Data in Synapse is normally accessed via the Synapse client but Synapse allows access to select data directly in Amazon S3. The original, motivating use case is to support access to data uploaded by the Bridge Exporter. The details are given here:

...

Here is the documentation for the use of the AmazonS3 connector. I believe the code is here. To use Spark with Synapse (without the STS token feature) would require a Hadoop Synapse connector. Note that Spark uses data partitioning, nominally based on file path hierarchy, so that may have to be reflected in the connector.

Potential Solutions

Separate S3 Access from Synapse

In this approach, Synapse would merely track user permissions, but have no representation of the object being accessed.

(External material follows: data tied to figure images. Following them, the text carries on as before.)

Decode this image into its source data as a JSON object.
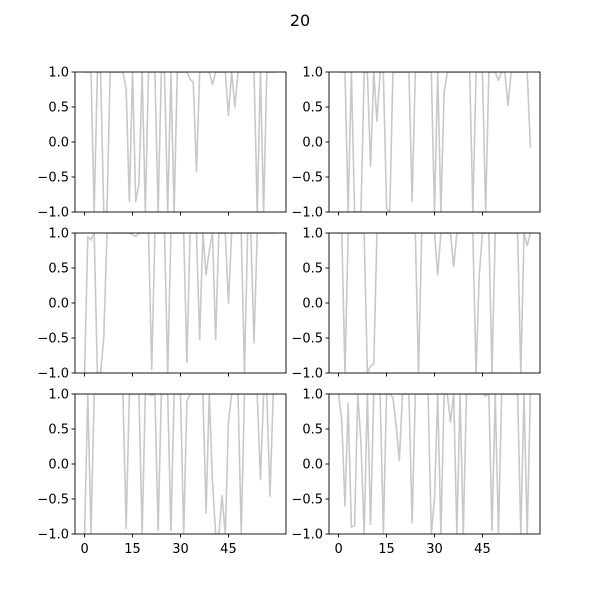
{
  "chart_data": {
    "type": "line",
    "title": "20",
    "layout": "3 rows x 2 columns, shared x axis",
    "line_color": "#c8c8c8",
    "xticks": [
      0,
      15,
      30,
      45
    ],
    "yticks": [
      -1.0,
      -0.5,
      0.0,
      0.5,
      1.0
    ],
    "ytick_labels": [
      "−1.0",
      "−0.5",
      "0.0",
      "0.5",
      "1.0"
    ],
    "xlim": [
      -3,
      63
    ],
    "ylim": [
      -1,
      1
    ],
    "grid": false,
    "panels": [
      {
        "x": [
          0,
          2,
          3,
          4,
          5,
          6,
          7,
          8,
          9,
          10,
          11,
          12,
          13,
          14,
          15,
          16,
          17,
          18,
          19,
          20,
          21,
          22,
          23,
          24,
          25,
          26,
          27,
          28,
          29,
          30,
          31,
          32,
          33,
          34,
          35,
          36,
          37,
          38,
          39,
          40,
          41,
          42,
          43,
          44,
          45,
          46,
          47,
          48,
          49,
          50,
          51,
          52,
          53,
          54,
          55,
          56,
          57,
          58,
          59,
          60
        ],
        "y": [
          1,
          1,
          -1,
          1,
          1,
          -1,
          -1,
          1,
          1,
          1,
          1,
          1,
          0.75,
          -0.85,
          1,
          -0.85,
          -0.6,
          1,
          -1,
          1,
          1,
          1,
          -1,
          1,
          1,
          -1,
          1,
          -1,
          1,
          1,
          1,
          1,
          0.9,
          0.85,
          -0.42,
          1,
          1,
          1,
          1,
          0.82,
          1,
          1,
          1,
          1,
          0.38,
          1,
          0.5,
          1,
          1,
          1,
          1,
          1,
          1,
          -1,
          1,
          -1,
          1,
          1,
          1,
          1
        ]
      },
      {
        "x": [
          0,
          2,
          3,
          4,
          5,
          6,
          7,
          8,
          9,
          10,
          11,
          12,
          13,
          14,
          15,
          16,
          17,
          18,
          19,
          20,
          21,
          22,
          23,
          24,
          25,
          26,
          27,
          28,
          29,
          30,
          31,
          32,
          33,
          34,
          35,
          36,
          37,
          38,
          39,
          40,
          41,
          42,
          43,
          44,
          45,
          46,
          47,
          48,
          49,
          50,
          51,
          52,
          53,
          54,
          55,
          56,
          57,
          58,
          59,
          60
        ],
        "y": [
          1,
          1,
          -1,
          1,
          -1,
          -1,
          -1,
          1,
          1,
          -0.35,
          1,
          0.3,
          1,
          1,
          -0.95,
          -1,
          1,
          1,
          1,
          1,
          1,
          1,
          -0.85,
          1,
          1,
          1,
          1,
          1,
          1,
          -1,
          1,
          -1,
          0.7,
          1,
          1,
          1,
          1,
          1,
          1,
          1,
          1,
          -1,
          1,
          1,
          1,
          -1,
          1,
          1,
          1,
          0.88,
          1,
          1,
          0.52,
          1,
          1,
          1,
          1,
          1,
          1,
          -0.08
        ]
      },
      {
        "x": [
          0,
          1,
          2,
          3,
          4,
          5,
          6,
          7,
          8,
          9,
          10,
          11,
          12,
          13,
          14,
          15,
          16,
          17,
          18,
          19,
          20,
          21,
          22,
          23,
          24,
          25,
          26,
          27,
          28,
          29,
          30,
          31,
          32,
          33,
          34,
          35,
          36,
          37,
          38,
          39,
          40,
          41,
          42,
          43,
          44,
          45,
          46,
          47,
          48,
          49,
          50,
          51,
          52,
          53,
          54,
          55,
          56,
          57,
          58,
          59,
          60
        ],
        "y": [
          -1,
          0.95,
          0.9,
          1,
          -1,
          -1,
          -0.5,
          1,
          1,
          1,
          1,
          1,
          1,
          1,
          1,
          0.98,
          0.95,
          1,
          1,
          1,
          1,
          -0.95,
          1,
          1,
          1,
          1,
          -1,
          1,
          1,
          1,
          1,
          1,
          -0.85,
          1,
          1,
          1,
          -0.52,
          1,
          0.4,
          0.75,
          1,
          -0.52,
          1,
          1,
          1,
          0,
          1,
          1,
          1,
          1,
          -1,
          1,
          1,
          -0.57,
          1,
          1,
          1,
          1,
          1,
          1,
          1
        ]
      },
      {
        "x": [
          0,
          1,
          2,
          3,
          4,
          5,
          6,
          7,
          8,
          9,
          10,
          11,
          12,
          13,
          14,
          15,
          16,
          17,
          18,
          19,
          20,
          21,
          22,
          23,
          24,
          25,
          26,
          27,
          28,
          29,
          30,
          31,
          32,
          33,
          34,
          35,
          36,
          37,
          38,
          39,
          40,
          41,
          42,
          43,
          44,
          45,
          46,
          47,
          48,
          49,
          50,
          51,
          52,
          53,
          54,
          55,
          56,
          57,
          58,
          59,
          60
        ],
        "y": [
          1,
          1,
          -1,
          1,
          1,
          1,
          1,
          1,
          1,
          -1,
          -0.9,
          -0.87,
          1,
          1,
          1,
          1,
          1,
          1,
          1,
          1,
          1,
          1,
          1,
          1,
          1,
          -1,
          1,
          1,
          1,
          1,
          1,
          0.4,
          1,
          1,
          1,
          1,
          0.52,
          1,
          1,
          1,
          1,
          1,
          1,
          -1,
          0.4,
          1,
          1,
          1,
          -1,
          1,
          1,
          1,
          1,
          1,
          1,
          1,
          1,
          -1,
          1,
          0.82,
          1
        ]
      },
      {
        "x": [
          0,
          1,
          2,
          3,
          4,
          5,
          6,
          7,
          8,
          9,
          10,
          11,
          12,
          13,
          14,
          15,
          16,
          17,
          18,
          19,
          20,
          21,
          22,
          23,
          24,
          25,
          26,
          27,
          28,
          29,
          30,
          31,
          32,
          33,
          34,
          35,
          36,
          37,
          38,
          39,
          40,
          41,
          42,
          43,
          44,
          45,
          46,
          47,
          48,
          49,
          50,
          51,
          52,
          53,
          54,
          55,
          56,
          57,
          58,
          59,
          60
        ],
        "y": [
          -1,
          1,
          -1,
          1,
          1,
          1,
          1,
          1,
          1,
          1,
          1,
          1,
          1,
          -0.92,
          1,
          1,
          1,
          1,
          -1,
          1,
          1,
          0.98,
          1,
          -0.95,
          1,
          1,
          1,
          -0.95,
          1,
          1,
          1,
          -1,
          0.9,
          1,
          1,
          1,
          1,
          1,
          -0.7,
          1,
          -0.25,
          -1,
          -1,
          -0.45,
          -1,
          0.6,
          1,
          1,
          1,
          -1,
          1,
          1,
          1,
          1,
          1,
          -0.22,
          1,
          1,
          -0.46,
          1,
          1
        ]
      },
      {
        "x": [
          0,
          1,
          2,
          3,
          4,
          5,
          6,
          7,
          8,
          9,
          10,
          11,
          12,
          13,
          14,
          15,
          16,
          17,
          18,
          19,
          20,
          21,
          22,
          23,
          24,
          25,
          26,
          27,
          28,
          29,
          30,
          31,
          32,
          33,
          34,
          35,
          36,
          37,
          38,
          39,
          40,
          41,
          42,
          43,
          44,
          45,
          46,
          47,
          48,
          49,
          50,
          51,
          52,
          53,
          54,
          55,
          56,
          57,
          58,
          59,
          60
        ],
        "y": [
          1,
          0.62,
          -0.6,
          0.86,
          -0.9,
          -0.88,
          1,
          0.3,
          -1,
          1,
          -0.86,
          1,
          1,
          1,
          -1,
          1,
          1,
          0.95,
          0.55,
          0.05,
          1,
          1,
          1,
          -0.84,
          1,
          1,
          1,
          1,
          1,
          -1,
          -0.5,
          1,
          -1,
          1,
          1,
          0.6,
          1,
          -1,
          1,
          -1,
          1,
          1,
          1,
          1,
          1,
          1,
          0.97,
          1,
          -0.95,
          1,
          -1,
          1,
          1,
          1,
          1,
          1,
          1,
          -1,
          1,
          -1,
          1
        ]
      }
    ]
  }
}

The user info returned by Synapse could include governance related information as well as permissions. A separate application (acting as an OIDC client) would authenticate a user through Synapse, retrieve user permissions, and contain the logic that creates STS tokens for approved users. Note that such an application could gate access to a variety of AWS resources (EC2 instances, clusters, batch compute services), providing the appropriate STS token for the service of interest.

Synapse S3 Bucket Entity

In this approach Synapse would have an entity representing the S3 bucket, or a folder within, but would not represent the contained objects. The entity could have an access control list and governance settings (access requirements) and Synapse would contain the logic by which STS tokens are generated.